Sandra Wright is the board’s labour market information analyst, and she says with the lack of skilled trades workers, much needs to be done to fill all those job openings. She said the government needs to target the so-called “young/old” tradespeople who left their trades during the pandemic. These workers, in their mid- to late 50s, were fed up with the openings and closings (due to COVID) and called it at day, Wright said. “We need time for workers to feel comfortable to come back into the labour market.”

Along with wooing back experienced workers, Wright said, “Immigration is the answer to the skilled trades shortage as we are not growing our own.”

2 Comments

  1. Wendy Anes Hirschegger says:

    This is an excellent article! I have been saying that the elimination of the “industrial arts” (as well as the home economics) classes in grades 7 and 8 was an enormous mistake and advocating for the trades and Tech Ed throughout both my teaching career as well as my work as a liaison with faculties of education and the Ministry of Education when I worked at the provincial office of the Ontario Secondary School Teachers’ Federation until my retirement in 2016.
    On one point, however, the article is wrong when it says, “some teacher education universities in Ontario are giving tradespeople a Bachelor of Education, not simply a certificate of teaching at the end of their teacher training program.” This is not in fact a choice that faculties can unilaterally make; there are strict regulatory requirements for the granting of a Bachelor of Education degree.
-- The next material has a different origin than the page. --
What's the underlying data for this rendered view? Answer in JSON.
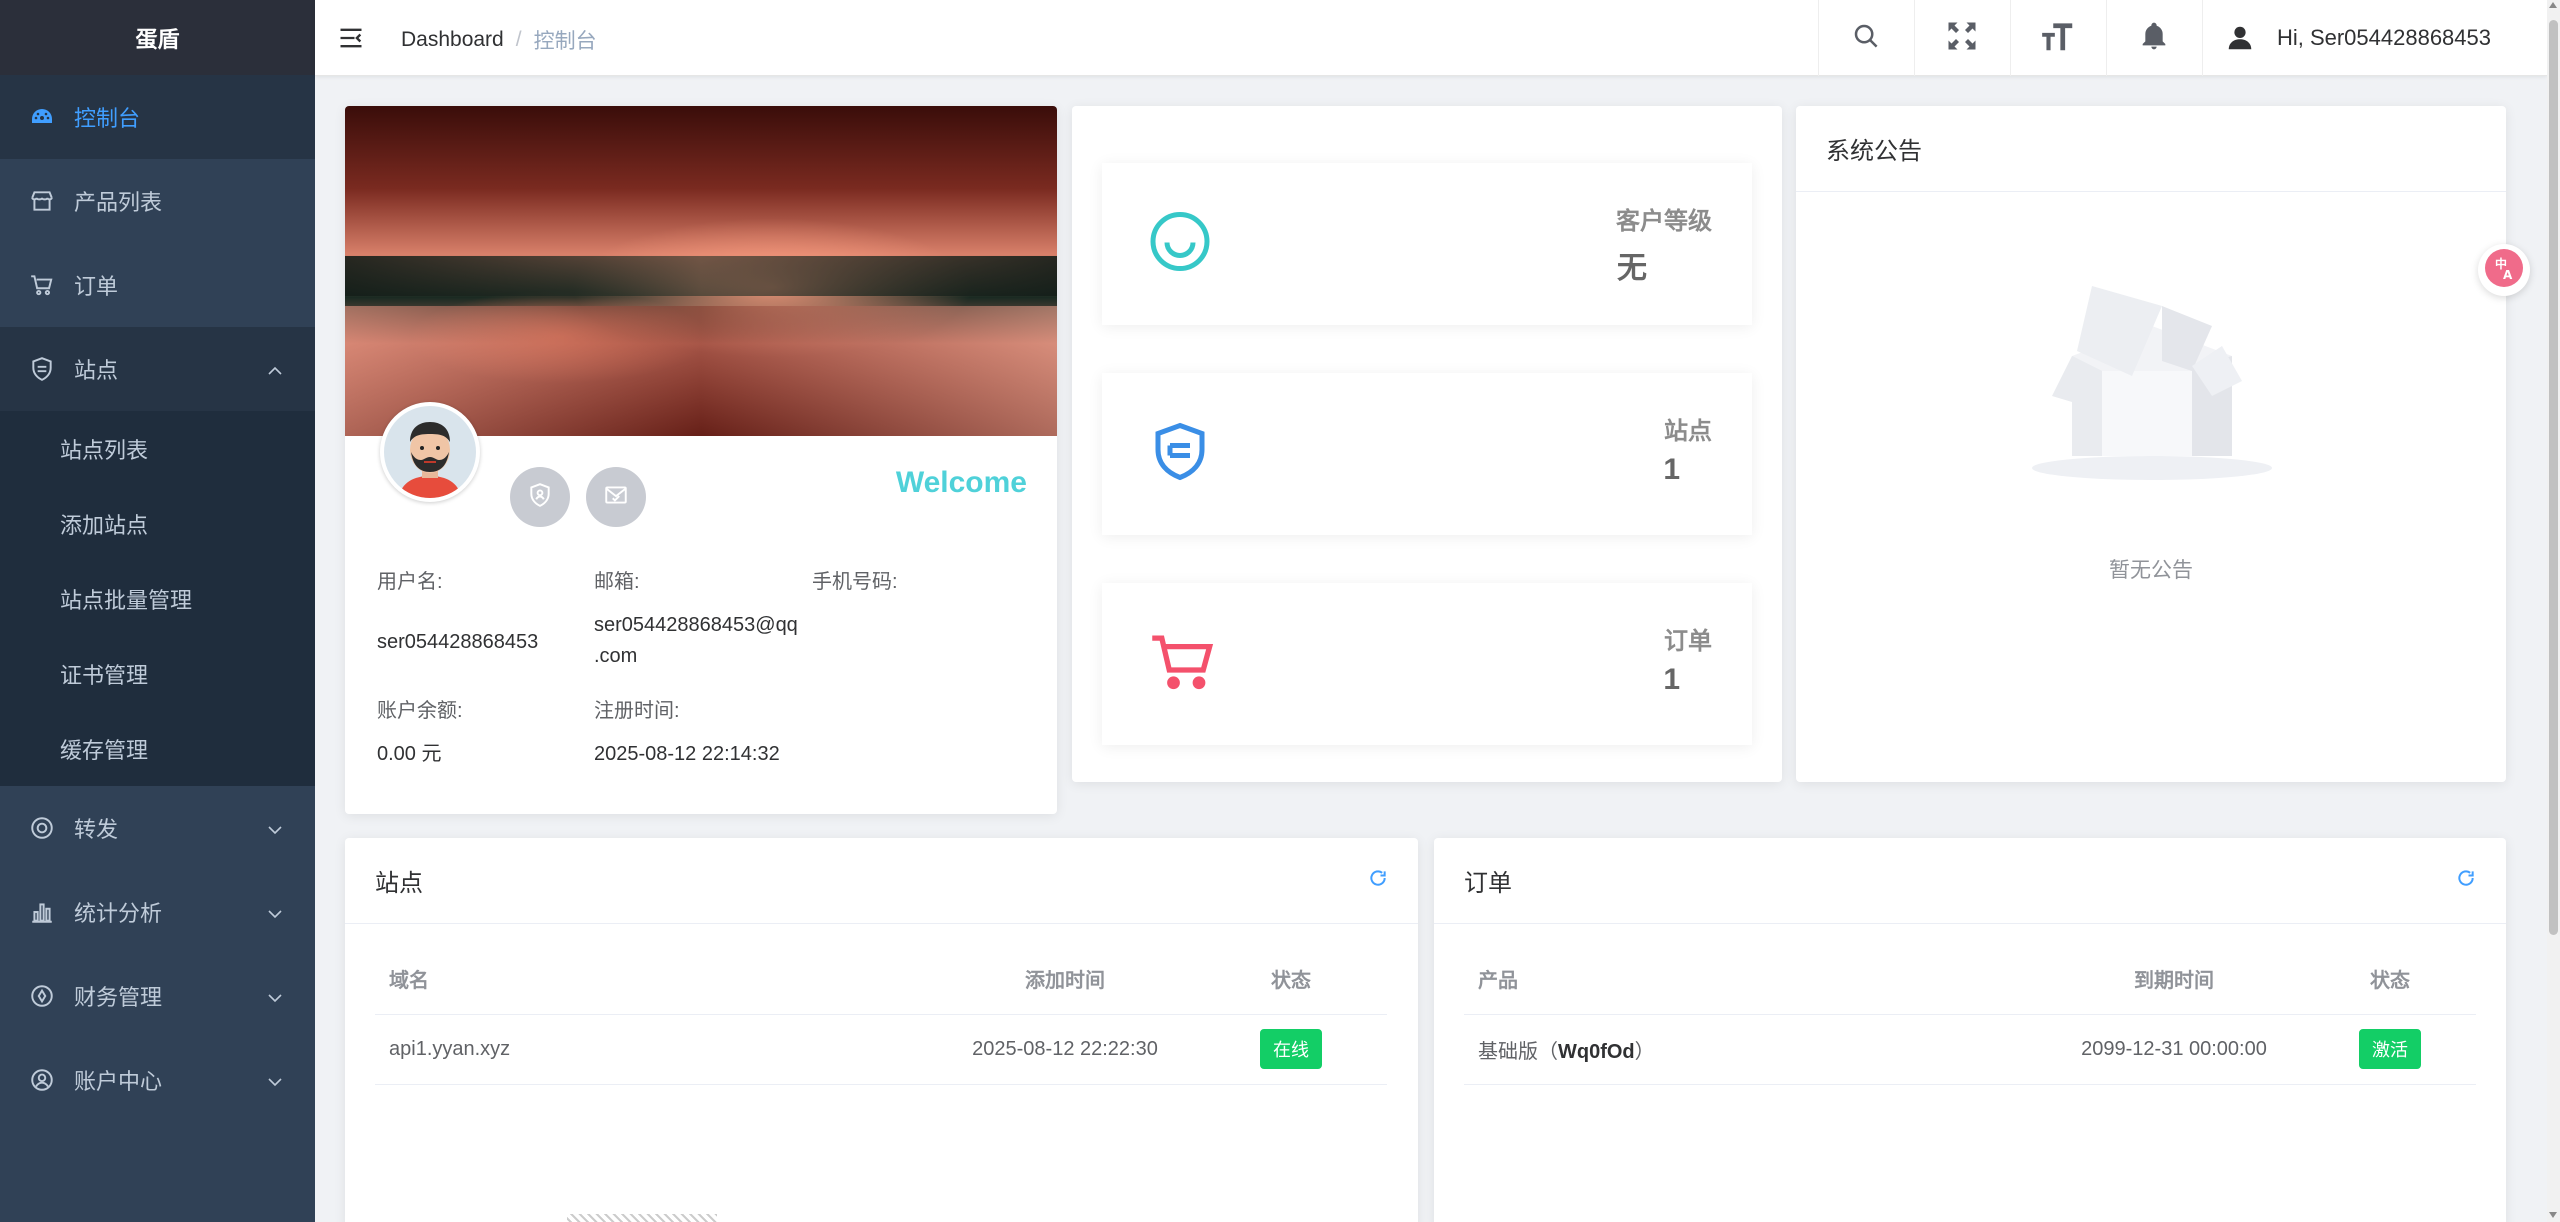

Only teacher candidates who already have an undergraduate (Bachelor’s) degree in another area can be awarded a Bachelor of Education. Teacher candidates in the General Education teacher preparation program must already have an undergraduate degree for admission and so all receive a Bachelor of Education. The Technical Education teaching preparation program, however, has different admission requirements: five years of paid work experience in the trade or a combination of post-secondary education and work experience that totals five years (which may or may not include a Bachelor’s degree). As such, a Technical Education teacher candidate who already has a Bachelor’s degree, regardless of what it is in, will be awarded a Bachelor of Education. However, a Technical Education teacher candidate who does not already have a Bachelor’s degree is awarded a Diploma of Education (but this can be converted to a B.Ed. if that teacher later earns a Bachelor’s degree in something else).
    It is my personal opinion (and one for which I advocated throughout my liaison work) that ALL teacher candidates, regardless of whether they are in the General Education or the Technical Education teacher preparation program, ought to receive a Bachelor of Education, but unless the Regulation is amended to deem the admission requirements for the Technical Education teacher preparation as the equivalent of an undergraduate (Bachelor’s) degree for the purposes of the granting a Bachelor of Education degree, faculties of education are bound by the current Regulation.

    • Marty Hladysh says:

      “Only teacher candidates who already have an undergraduate (Bachelor’s) degree in another area can be awarded a Bachelor of Education.”

      This is 100% not True. I graduated with 40 students whom all received a B.Ed. About 5 of them had an undergrad.